Fibromyalgia (FMR) is the most common cause of chronic widespread pain that faces modern rheumatology. It affects up to 3% of the population over 20 years and occurs 9 times more often in women than in men. Main three symptoms of FMR are fatigue, insomnia and generalized musculoskeletal pain. As yet, causes of fibromyalgia remain unclear.
There are certain genes that eventually can make people more prone to get fibromyalgia but genes alone, though, do not cause fibromyalgia. It is necessary a trigger factor to set off the disease (emotional stress, spine problems, accidents, injury, or other type of physical stress).

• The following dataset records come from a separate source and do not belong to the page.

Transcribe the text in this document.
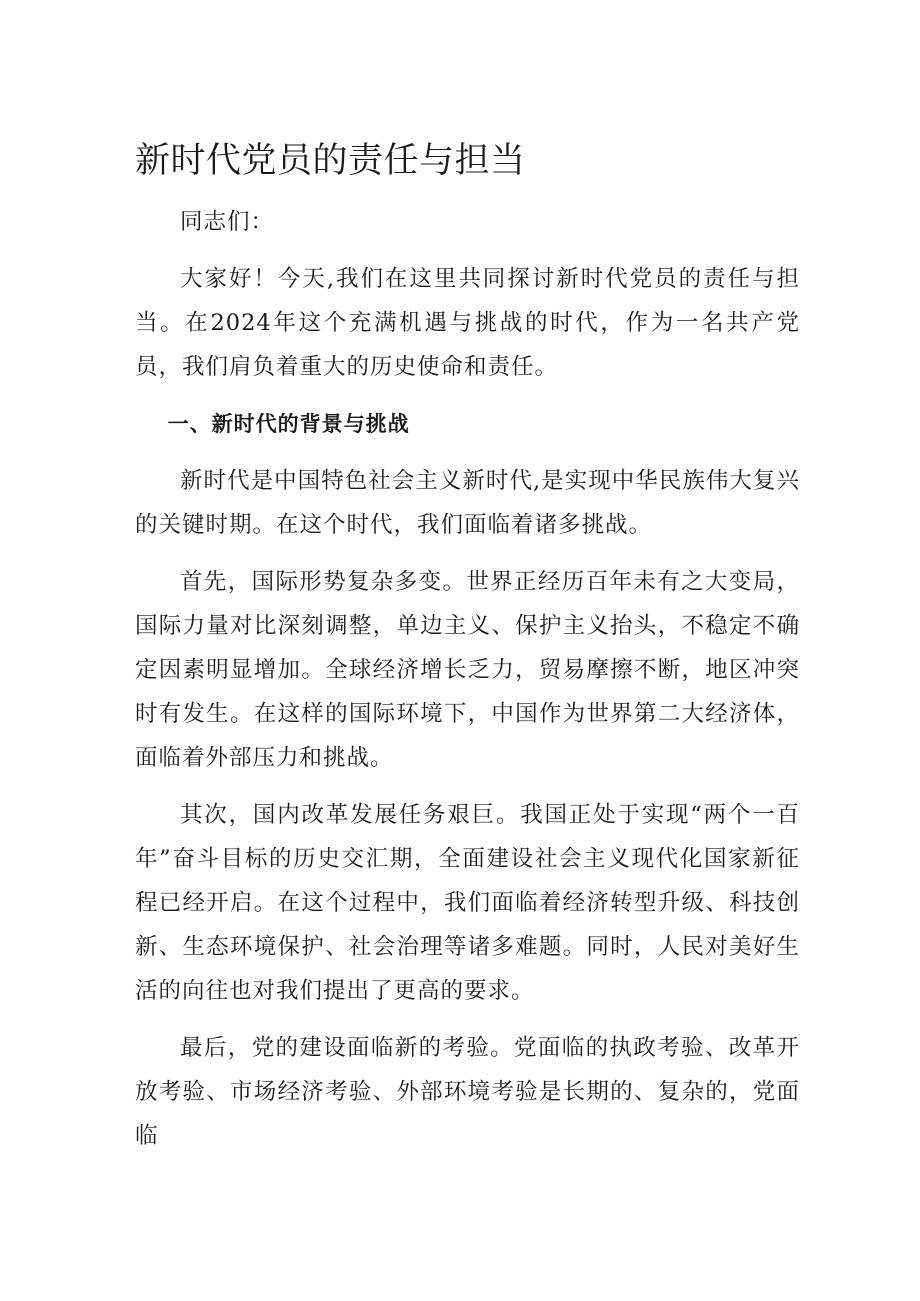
新时代党员的责任与担当

同志们：

大家好！今天,我们在这里共同探讨新时代党员的责任与担当。在2024年这个充满机遇与挑战的时代，作为一名共产党员，我们肩负着重大的历史使命和责任。

一、新时代的背景与挑战

新时代是中国特色社会主义新时代,是实现中华民族伟大复兴的关键时期。在这个时代，我们面临着诸多挑战。

首先，国际形势复杂多变。世界正经历百年未有之大变局，国际力量对比深刻调整，单边主义、保护主义抬头，不稳定不确定因素明显增加。全球经济增长乏力，贸易摩擦不断，地区冲突时有发生。在这样的国际环境下，中国作为世界第二大经济体，面临着外部压力和挑战。

其次，国内改革发展任务艰巨。我国正处于实现“两个一百年”奋斗目标的历史交汇期，全面建设社会主义现代化国家新征程已经开启。在这个过程中，我们面临着经济转型升级、科技创新、生态环境保护、社会治理等诸多难题。同时，人民对美好生活的向往也对我们提出了更高的要求。

最后，党的建设面临新的考验。党面临的执政考验、改革开放考验、市场经济考验、外部环境考验是长期的、复杂的，党面临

The result is a change in the way that the nervous system perceives normal stimuli. Levels of brain chemicals and proteins may change and the sensitivity of a person with fibromyalgia is “out of tune”. Normal pressure or temperature stimuli are felt many times as painful according with a sensitivity threshold excessively low. The diagnosis of FMR is a difficult task since it is based only in non-specific clinical findings, many of them, currently found in many other rheumatic diseases.

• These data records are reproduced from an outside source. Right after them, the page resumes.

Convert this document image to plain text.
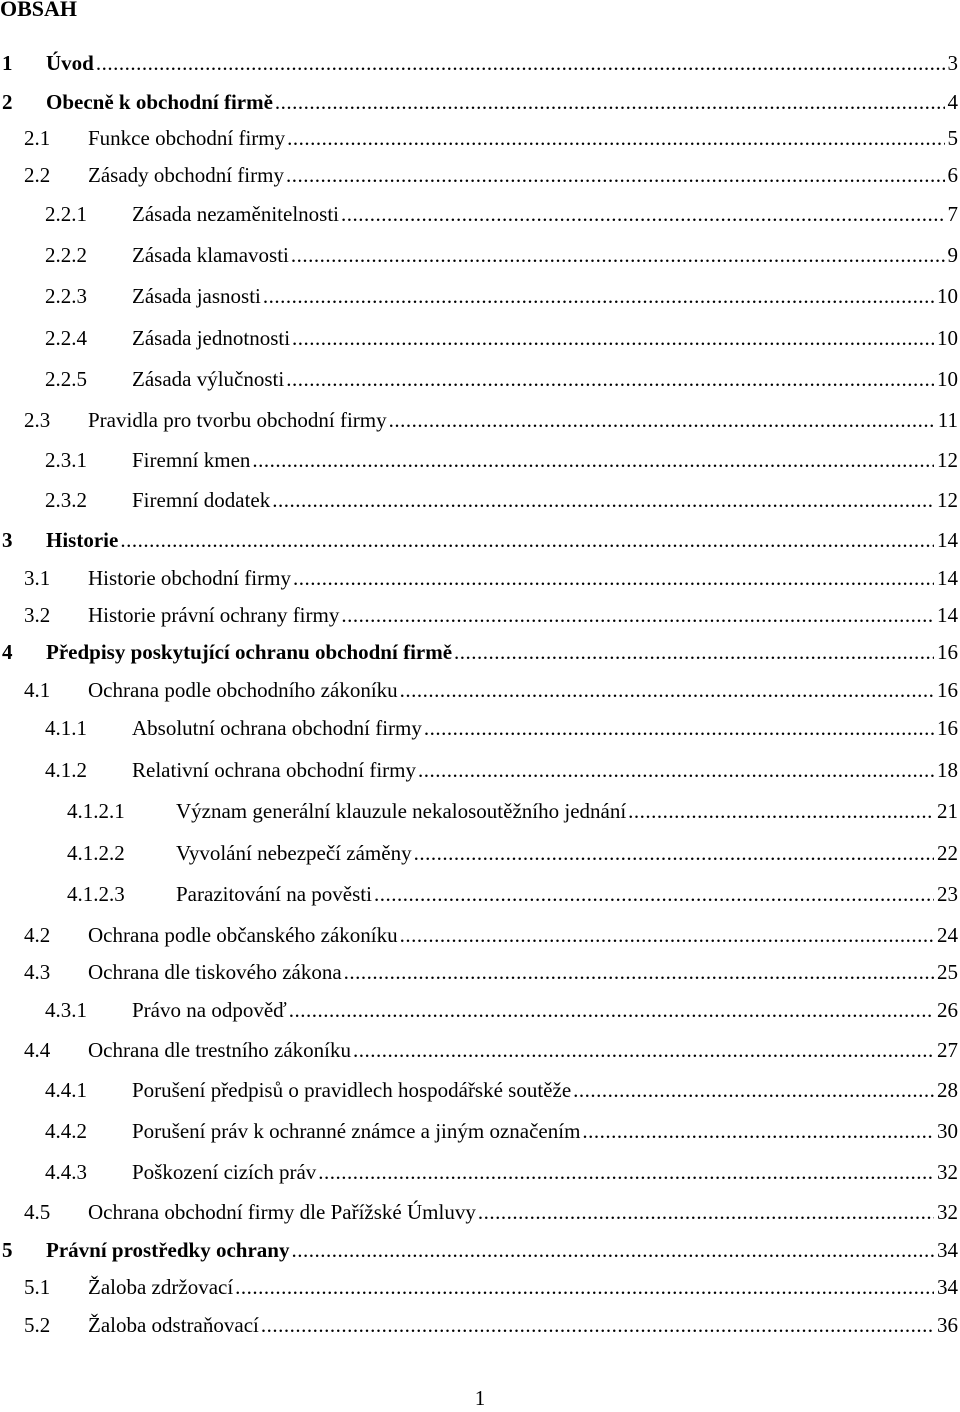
OBSAH
1	Úvod .....	3
2	Obecně k obchodní firmě .....	4
2.1	Funkce obchodní firmy .....	5
2.2	Zásady obchodní firmy .....	6
2.2.1	Zásada nezaměnitelnosti .....	7
2.2.2	Zásada klamavosti .....	9
2.2.3	Zásada jasnosti .....	10
2.2.4	Zásada jednotnosti .....	10
2.2.5	Zásada výlučnosti .....	10
2.3	Pravidla pro tvorbu obchodní firmy .....	11
2.3.1	Firemní kmen .....	12
2.3.2	Firemní dodatek .....	12
3	Historie .....	14
3.1	Historie obchodní firmy .....	14
3.2	Historie právní ochrany firmy .....	14
4	Předpisy poskytující ochranu obchodní firmě .....	16
4.1	Ochrana podle obchodního zákoníku .....	16
4.1.1	Absolutní ochrana obchodní firmy .....	16
4.1.2	Relativní ochrana obchodní firmy .....	18
4.1.2.1	Význam generální klauzule nekalosoutěžního jednání .....	21
4.1.2.2	Vyvolání nebezpečí záměny .....	22
4.1.2.3	Parazitování na pověsti .....	23
4.2	Ochrana podle občanského zákoníku .....	24
4.3	Ochrana dle tiskového zákona .....	25
4.3.1	Právo na odpověď .....	26
4.4	Ochrana dle trestního zákoníku .....	27
4.4.1	Porušení předpisů o pravidlech hospodářské soutěže .....	28
4.4.2	Porušení práv k ochranné známce a jiným označením .....	30
4.4.3	Poškození cizích práv .....	32
4.5	Ochrana obchodní firmy dle Pařížské Úmluvy .....	32
5	Právní prostředky ochrany .....	34
5.1	Žaloba zdržovací .....	34
5.2	Žaloba odstraňovací .....	36
1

Expertise is crucial to careful rule out other jeopardized diseases such as Lupus, rheumatoid arthritis, disc herniation and many others. It is not rare to find specialists that fall into the easy temptation to quick misdiagnose as FMR any “unexplained” widespread pain. Once an accurate diagnosis exists, doctor must explain carefully to patient that FMR has no cure but implication of patient in self-care is essential to better alleviate most of the symptoms and to improve daily function. FMR patients have to train hard to do just simple ordinary tasks.
Therapeutic approach to FMR is multidisciplinary and should be based on three main pillars: medications, physical activity and psychological support. The U.S. Food and Drug Administration has approved several drugs for the treatment of fibromyalgia: duloxetine (Cymbalta), milnacipran (Savella), amitriptyline (Elavil), cyclobenzaprine (Flexeril) and venlafaxine (Effexor). Most of them are anti-depressants because they effectively modify brain levels of serotonine and norepinephrine, major neurotransmitters implicated in FMR pathopysiology. Other drugs such as pregabaline, gabapentine, NSAIDs or pain killers may also help.
Your specialist should design a customized treatment plan since none FMR patient is treated in the same way. While difficult at first, regular exercise often reduces pain symptoms and fatigue because it stimulates the secretion of endorphins and other beneficial chemical mediators. Add in some walking, swimming, water aerobics and/or stretching exercises, yoga, tai-chi or even Pilates. And please… don’t give up! Finally, adequate psychological support often helps to live together with daily pain and should be considered by every FMR patient.
There are many gaps in the management of FMR that usually makes this disease terrible frustrating. Frustrating, not only for the patient (seldom finds enough relieve), but also, for the doctor that still has a number of significant limitations to improve quality of life of these patients.